Since it is hereditary, we had the kids tested yesterday. True to their personalities, Andy didn't seem bothered by the blood draw at all. I gave him a lollipop and he pretty much glanced at the needle and resumed his licking. He was most upset by the coban bandage they wrapped around his arm when finished. I believe the people in the waiting room were aware that Suzy was not a fan of being stuck. She is still talking about it today.

In an effort to make this post uplifting, I will confess my coping skill from the day I found out I would have a limited diet. Granted, I am very grateful that I have been cutting back on carbs for several years now. My gestational diabetes was a good crash course and my diet has been much better since starting the P90X this summer. But, still, I was sad to hear I would have to eliminate some of my favorite foods.

I'm not really a tub of ice cream eater. Instead, I like sweets and carbs.
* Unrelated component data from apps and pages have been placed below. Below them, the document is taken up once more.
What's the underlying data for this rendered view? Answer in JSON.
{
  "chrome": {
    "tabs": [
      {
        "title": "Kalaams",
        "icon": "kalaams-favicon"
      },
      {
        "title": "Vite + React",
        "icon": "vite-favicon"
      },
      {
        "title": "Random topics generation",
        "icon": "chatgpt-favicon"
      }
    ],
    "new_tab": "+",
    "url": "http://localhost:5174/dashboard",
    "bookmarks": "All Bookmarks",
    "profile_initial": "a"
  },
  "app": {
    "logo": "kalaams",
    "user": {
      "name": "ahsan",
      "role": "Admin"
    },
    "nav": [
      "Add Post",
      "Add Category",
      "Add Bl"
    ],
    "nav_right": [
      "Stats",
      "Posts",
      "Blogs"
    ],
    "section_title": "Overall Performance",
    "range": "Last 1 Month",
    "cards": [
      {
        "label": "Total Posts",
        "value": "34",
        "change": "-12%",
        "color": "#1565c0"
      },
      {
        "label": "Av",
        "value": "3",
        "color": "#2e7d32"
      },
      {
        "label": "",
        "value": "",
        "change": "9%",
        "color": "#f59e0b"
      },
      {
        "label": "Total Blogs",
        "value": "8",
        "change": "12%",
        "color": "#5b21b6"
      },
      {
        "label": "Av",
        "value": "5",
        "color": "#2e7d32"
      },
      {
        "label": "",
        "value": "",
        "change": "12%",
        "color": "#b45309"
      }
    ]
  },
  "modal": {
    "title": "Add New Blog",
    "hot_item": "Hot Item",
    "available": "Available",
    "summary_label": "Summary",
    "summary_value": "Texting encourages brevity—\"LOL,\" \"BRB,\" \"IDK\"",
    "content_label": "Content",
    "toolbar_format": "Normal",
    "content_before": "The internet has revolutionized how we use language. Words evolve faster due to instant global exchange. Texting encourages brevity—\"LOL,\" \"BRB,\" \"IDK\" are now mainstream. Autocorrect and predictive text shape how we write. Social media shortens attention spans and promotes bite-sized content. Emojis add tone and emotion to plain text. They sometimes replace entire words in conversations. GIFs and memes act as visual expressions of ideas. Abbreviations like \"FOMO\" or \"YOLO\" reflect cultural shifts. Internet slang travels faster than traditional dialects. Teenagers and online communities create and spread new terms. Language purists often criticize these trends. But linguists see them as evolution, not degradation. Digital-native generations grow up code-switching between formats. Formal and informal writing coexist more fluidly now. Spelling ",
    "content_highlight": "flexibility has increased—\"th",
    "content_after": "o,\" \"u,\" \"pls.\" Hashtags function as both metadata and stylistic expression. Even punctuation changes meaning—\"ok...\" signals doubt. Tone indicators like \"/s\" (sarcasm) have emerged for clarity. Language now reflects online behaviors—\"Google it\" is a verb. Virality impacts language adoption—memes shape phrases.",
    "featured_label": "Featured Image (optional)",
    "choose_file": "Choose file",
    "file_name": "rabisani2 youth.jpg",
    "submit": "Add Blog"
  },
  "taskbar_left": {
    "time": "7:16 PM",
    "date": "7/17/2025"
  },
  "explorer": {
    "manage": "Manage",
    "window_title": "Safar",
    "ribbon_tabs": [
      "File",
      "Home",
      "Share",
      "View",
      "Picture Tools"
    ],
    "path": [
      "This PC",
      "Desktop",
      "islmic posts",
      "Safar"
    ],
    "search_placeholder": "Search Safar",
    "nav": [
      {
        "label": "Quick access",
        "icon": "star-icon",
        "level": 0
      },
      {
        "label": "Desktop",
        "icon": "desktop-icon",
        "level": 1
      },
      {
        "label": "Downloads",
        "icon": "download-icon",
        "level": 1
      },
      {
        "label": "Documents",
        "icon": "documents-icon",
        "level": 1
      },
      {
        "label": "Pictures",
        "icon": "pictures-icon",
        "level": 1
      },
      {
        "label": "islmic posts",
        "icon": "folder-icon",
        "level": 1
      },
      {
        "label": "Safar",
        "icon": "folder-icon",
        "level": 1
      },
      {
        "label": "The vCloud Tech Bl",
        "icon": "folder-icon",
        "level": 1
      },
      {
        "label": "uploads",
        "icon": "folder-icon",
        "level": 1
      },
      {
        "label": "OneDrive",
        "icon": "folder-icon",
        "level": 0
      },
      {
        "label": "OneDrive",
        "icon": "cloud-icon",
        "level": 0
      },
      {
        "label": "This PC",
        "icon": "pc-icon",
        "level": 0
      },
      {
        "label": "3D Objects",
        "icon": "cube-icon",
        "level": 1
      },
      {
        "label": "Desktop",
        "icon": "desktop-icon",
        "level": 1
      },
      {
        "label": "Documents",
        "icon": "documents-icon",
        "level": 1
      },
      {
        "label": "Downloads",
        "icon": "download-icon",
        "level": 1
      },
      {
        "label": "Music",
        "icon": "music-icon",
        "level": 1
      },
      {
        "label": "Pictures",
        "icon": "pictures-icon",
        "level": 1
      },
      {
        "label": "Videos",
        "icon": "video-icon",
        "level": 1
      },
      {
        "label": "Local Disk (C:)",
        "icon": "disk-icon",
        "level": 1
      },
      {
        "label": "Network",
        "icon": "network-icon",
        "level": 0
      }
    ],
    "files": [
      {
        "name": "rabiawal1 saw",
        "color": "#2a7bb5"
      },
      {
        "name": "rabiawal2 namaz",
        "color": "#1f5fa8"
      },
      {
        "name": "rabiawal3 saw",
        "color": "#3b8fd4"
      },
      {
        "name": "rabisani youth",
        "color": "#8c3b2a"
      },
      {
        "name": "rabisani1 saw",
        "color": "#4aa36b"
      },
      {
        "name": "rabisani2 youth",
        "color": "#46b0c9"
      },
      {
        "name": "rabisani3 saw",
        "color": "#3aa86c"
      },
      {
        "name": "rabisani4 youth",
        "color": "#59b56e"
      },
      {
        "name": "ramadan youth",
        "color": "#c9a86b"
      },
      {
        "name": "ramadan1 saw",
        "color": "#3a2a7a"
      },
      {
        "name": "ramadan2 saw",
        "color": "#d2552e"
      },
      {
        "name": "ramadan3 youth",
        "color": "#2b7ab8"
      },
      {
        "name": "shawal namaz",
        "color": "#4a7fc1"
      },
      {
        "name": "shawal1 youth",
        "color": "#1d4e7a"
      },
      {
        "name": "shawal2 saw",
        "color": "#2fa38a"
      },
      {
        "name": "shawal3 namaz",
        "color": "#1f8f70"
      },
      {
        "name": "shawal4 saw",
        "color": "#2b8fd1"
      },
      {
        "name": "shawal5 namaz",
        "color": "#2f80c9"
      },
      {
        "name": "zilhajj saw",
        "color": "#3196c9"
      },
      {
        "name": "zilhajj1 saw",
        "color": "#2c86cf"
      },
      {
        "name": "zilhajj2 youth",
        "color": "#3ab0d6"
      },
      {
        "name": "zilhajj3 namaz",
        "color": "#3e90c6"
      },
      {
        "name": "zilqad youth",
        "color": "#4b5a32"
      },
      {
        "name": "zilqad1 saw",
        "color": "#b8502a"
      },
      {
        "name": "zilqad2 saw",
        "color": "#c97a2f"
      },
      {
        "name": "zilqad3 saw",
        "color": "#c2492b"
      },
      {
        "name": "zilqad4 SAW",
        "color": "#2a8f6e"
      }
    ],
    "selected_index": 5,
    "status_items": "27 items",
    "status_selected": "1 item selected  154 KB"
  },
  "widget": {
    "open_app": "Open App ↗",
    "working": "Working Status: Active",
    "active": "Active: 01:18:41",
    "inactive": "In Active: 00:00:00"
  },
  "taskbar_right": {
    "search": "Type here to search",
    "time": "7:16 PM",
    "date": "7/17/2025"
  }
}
In an effort to stay somewhat on my diet and prove to myself that I can still be completely glutenous without gluten, I ate entire bags of Pirate Booty, dried mango, and mini M&Ms. Hmmmm... maybe that's why that last little pound it sticking around...... ;) I'm better now. I have a better perspective. I am thankful for the health that I do have and the fabulous support I have of my family. I had to take a photo to remind myself that eating this much junk was indeed, a bad idea. Still, it's nice to know that three of my favorite things are still on the approved list. I just need to eat them in better moderation. ;)

1 comment:

Unknown said...

The journey to the root cause is always an interesting one. Thanks for sharing. Love you - gluten free and all!